Correspondence: Requests for reprints should be sent to Debra J. Jackson, RN, MPH, DSc, University of the Western Cape, School of Public Health, PO Box 16239, Vlaeberg, Cape Town, South Africa 8018 (e-mail: bessrfam{at}iafrica.com).
Objective. We compared outcomes, safety, and resource utilization in a collaborative management birth center model of perinatal care versus traditional physician-based care.
Methods.

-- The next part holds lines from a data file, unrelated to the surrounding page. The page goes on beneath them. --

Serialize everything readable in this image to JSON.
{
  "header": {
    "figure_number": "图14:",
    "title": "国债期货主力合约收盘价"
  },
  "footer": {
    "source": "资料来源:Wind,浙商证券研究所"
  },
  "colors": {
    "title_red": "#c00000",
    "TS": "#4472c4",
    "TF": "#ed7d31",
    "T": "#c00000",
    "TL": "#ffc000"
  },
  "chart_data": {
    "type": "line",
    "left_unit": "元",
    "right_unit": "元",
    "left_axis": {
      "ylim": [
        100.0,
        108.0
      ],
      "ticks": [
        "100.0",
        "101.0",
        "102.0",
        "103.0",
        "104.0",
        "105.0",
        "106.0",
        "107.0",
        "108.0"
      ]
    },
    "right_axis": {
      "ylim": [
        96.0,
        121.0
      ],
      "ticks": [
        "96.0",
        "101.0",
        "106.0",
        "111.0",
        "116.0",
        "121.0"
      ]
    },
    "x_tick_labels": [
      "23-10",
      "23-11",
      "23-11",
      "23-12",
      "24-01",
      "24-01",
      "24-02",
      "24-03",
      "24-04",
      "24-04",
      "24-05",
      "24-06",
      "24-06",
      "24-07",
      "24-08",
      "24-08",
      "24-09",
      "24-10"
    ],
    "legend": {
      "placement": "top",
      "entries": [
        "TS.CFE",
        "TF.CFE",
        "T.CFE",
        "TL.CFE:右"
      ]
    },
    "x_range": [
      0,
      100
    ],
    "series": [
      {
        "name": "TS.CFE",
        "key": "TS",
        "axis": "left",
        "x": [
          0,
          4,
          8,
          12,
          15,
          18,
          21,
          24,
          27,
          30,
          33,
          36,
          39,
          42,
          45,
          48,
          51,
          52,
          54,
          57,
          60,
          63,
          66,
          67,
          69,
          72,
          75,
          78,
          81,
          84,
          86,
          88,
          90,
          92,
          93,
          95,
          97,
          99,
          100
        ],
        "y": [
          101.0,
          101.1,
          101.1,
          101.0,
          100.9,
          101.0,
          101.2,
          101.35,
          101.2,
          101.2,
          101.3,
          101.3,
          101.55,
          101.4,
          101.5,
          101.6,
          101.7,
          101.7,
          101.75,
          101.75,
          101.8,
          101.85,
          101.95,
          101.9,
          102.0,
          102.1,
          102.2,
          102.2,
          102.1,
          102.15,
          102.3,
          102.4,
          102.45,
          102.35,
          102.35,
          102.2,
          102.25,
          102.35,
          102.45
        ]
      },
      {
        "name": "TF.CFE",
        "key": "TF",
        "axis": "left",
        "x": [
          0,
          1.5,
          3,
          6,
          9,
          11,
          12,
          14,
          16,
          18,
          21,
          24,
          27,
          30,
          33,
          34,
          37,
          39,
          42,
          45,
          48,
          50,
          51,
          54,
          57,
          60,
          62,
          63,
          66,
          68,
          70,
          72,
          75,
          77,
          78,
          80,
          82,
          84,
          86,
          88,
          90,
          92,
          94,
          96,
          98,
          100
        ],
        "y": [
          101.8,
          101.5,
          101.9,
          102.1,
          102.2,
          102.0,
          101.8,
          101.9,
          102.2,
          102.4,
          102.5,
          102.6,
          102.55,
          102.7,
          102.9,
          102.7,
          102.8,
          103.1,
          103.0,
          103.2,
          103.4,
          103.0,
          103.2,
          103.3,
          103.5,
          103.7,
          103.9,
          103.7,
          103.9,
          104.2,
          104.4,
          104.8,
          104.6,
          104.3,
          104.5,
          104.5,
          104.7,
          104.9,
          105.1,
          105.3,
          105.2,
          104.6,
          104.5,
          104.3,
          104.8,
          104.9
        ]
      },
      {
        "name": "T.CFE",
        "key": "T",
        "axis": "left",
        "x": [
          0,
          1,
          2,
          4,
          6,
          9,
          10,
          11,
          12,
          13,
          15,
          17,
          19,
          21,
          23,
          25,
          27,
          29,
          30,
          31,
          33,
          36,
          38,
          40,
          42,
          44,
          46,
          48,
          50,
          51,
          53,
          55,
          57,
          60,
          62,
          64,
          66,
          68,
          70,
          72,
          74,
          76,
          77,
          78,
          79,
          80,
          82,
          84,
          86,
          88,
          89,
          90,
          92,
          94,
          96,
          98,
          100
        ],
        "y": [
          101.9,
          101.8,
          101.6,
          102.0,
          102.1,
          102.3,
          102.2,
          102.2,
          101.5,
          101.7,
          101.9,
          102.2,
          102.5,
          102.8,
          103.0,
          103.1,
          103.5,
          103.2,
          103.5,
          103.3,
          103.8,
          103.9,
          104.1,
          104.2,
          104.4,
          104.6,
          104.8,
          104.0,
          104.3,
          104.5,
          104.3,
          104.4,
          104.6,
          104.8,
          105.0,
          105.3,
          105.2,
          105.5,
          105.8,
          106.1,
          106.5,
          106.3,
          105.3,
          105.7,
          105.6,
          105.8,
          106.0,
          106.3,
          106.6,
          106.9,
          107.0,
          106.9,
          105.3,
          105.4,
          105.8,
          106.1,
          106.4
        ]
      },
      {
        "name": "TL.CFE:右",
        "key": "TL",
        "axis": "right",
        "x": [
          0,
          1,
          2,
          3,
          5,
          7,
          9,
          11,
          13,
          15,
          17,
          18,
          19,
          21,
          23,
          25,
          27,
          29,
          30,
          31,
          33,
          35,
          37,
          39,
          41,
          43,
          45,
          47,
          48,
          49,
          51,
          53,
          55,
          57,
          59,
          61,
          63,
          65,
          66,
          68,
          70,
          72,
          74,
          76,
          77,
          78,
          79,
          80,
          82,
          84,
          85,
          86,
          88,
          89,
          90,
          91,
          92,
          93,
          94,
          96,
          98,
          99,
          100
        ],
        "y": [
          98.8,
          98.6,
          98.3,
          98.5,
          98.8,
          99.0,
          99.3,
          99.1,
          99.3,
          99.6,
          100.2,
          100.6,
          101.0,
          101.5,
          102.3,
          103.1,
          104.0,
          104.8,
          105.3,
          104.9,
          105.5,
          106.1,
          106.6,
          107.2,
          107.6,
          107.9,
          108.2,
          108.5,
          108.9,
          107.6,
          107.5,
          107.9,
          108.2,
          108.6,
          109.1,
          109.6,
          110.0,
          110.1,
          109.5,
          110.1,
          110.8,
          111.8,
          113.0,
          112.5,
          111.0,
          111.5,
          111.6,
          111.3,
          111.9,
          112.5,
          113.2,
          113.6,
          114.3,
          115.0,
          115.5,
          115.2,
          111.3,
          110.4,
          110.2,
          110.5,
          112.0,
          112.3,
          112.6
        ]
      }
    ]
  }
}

We studied 2957 low-risk, low-income women: 1808 receiving collaborative care and 1149 receiving traditional care.
Results. Major antepartum (adjusted risk difference [RD] = -0.5%; 95% confidence interval [CI] = -2.5, 1.5), intrapartum (adjusted RD = 0.8%; 95% CI = -2.4, 4.0), and neonatal (adjusted RD = -1.8%; 95% CI = -3.8, 0.1) complications were similar, as were neonatal intensive care unit admissions (adjusted RD = -1.3%; 95% CI = -3.8, 1.1). Collaborative care had a greater number of normal spontaneous vaginal deliveries (adjusted RD = 14.9%; 95% CI = 11.5, 18.3) and less use of epidural anesthesia (adjusted RD = -35.7%; 95% CI = -39.5, -31.8).
Conclusions. For low-risk women, both scenarios result in safe outcomes for mothers and babies. However, fewer operative deliveries and medical resources were used in collaborative care.